Kane Parsons’ skin crawling liminal nightmare “Backrooms” was the quintessential liminal horror film simply due to the IP having been one of the cornerstones of the genre for years. But as films like 2023’s “Skinamarink,” and one of 2024’s best horror movies “I Saw the TV Glow” have demonstrated, there is a growing appetite for not only liminal horror but films that take their cues from online aesthetics more generally — and the eye exam image is a fixture of those very aesthetics.
In 2023, a movie arrived that hinted at what appeared to be a burgeoning cinematic revolution. Kyle Edward Ball’s “Skinamarink” represented the real frontier of filmmaking, not because of any cutting-edge CGI but because it gained attention by seeming to encapsulate the consciousness of a generation raised on the internet. “Skinamarink” was by no means a blockbuster, but it earned $2.1 million on a $15,000 budget — and it did so with what was essentially a montage of images inspired by aesthetics with a distinctly online provenance.
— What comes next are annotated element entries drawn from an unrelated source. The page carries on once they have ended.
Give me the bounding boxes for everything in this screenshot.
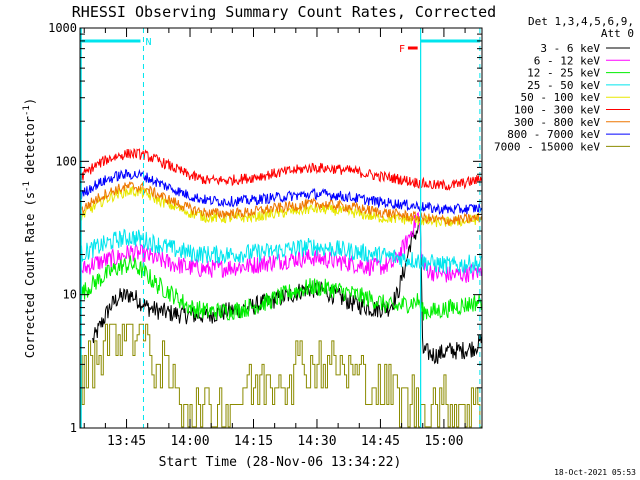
series-line-300-800-kev [79,181,482,226]
x-tick-label: 15:00 [424,434,463,449]
flare-marker-label: F [399,44,405,55]
x-axis: 13:45 14:00 14:15 14:30 14:45 15:00 [83,28,466,449]
legend-header-detectors: Det 1,3,4,5,6,9, [528,15,634,28]
chart-title: RHESSI Observing Summary Count Rates, Co… [72,3,496,21]
y-axis-label-part2: detector [23,116,37,181]
legend-label: 800 - 7000 keV [507,128,600,141]
series-line-50-100-kev [79,185,482,228]
x-tick-label: 14:45 [361,434,400,449]
series-line-6-12-kev [79,211,482,283]
legend-label: 12 - 25 keV [527,67,600,80]
y-tick-label: 10 [63,288,77,302]
y-axis: 1 10 100 1000 [48,21,482,435]
plot-frame [79,27,483,429]
x-tick-label: 13:45 [107,434,146,449]
series-line-7000-15000-kev [80,323,482,428]
y-axis-label-part3: ) [23,98,37,105]
legend-label: 25 - 50 keV [527,79,600,92]
night-marker-label: N [145,37,151,48]
y-axis-label-sup1: -1 [22,181,32,192]
legend-header-attenuator: Att 0 [601,27,634,40]
series-line-800-7000-kev [79,168,482,215]
x-tick-label: 14:00 [170,434,209,449]
series-line-12-25-kev [79,255,482,321]
legend-header: Det 1,3,4,5,6,9, Att 0 [528,15,634,40]
y-axis-label: Corrected Count Rate (s-1 detector-1) [22,98,37,358]
legend-label: 100 - 300 keV [514,104,600,117]
legend-label: 3 - 6 keV [540,42,600,55]
timestamp: 18-Oct-2021 05:53 [554,468,636,477]
y-tick-label: 100 [55,154,77,168]
x-tick-label: 14:15 [234,434,273,449]
y-axis-label-sup2: -1 [22,105,32,116]
legend-label: 7000 - 15000 keV [494,140,600,153]
legend-label: 300 - 800 keV [514,116,600,129]
series-line-100-300-kev [79,147,482,192]
legend-label: 6 - 12 keV [534,54,601,67]
x-axis-label: Start Time (28-Nov-06 13:34:22) [159,455,402,470]
y-tick-label: 1000 [48,21,77,35]
plot-series [79,147,483,428]
y-axis-label-part1: Corrected Count Rate (s [23,192,37,358]
legend-label: 50 - 100 keV [521,91,601,104]
annotations: NF [80,28,481,428]
series-line-25-50-kev [79,228,482,275]
y-tick-label: 1 [70,421,77,435]
x-tick-label: 14:30 [297,434,336,449]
Specifically, liminal horror, weirdcore, and analog horror aesthetics were at the heart of Ball’s kinder-trauma nightmare, and it was subversive in the best way possible. The movie didn’t follow established filmmaking rules, instead manifesting its own kind of liminal fever dream that culminated in one of the most deeply unsettling final shots yet seen in a modern horror. Of course, the film earned significant flak for its unorthodox approach, but for those who recognized its internet-based inspirations, it felt quietly revolutionary.
That revolution now appears to be picking up steam with “Backrooms” ruling the box office at a time when a whole generation of online horror creators has started to make waves at the multiplex. As /Film’s BJ Colangelo put it, the future of horror filmmaking is YouTube (if you’re a dude, that is). But the future of horror filmmaking is more than just YouTube. It’s the internet generation as a whole, and thus far these eye exam images — of all things — have proved potent at evoking the kind of dark nostalgia that characterizes the online liminal space and liminal horror ethos. If I were a development executive I’d try to secure the rights to “Farsight” as soon as possible.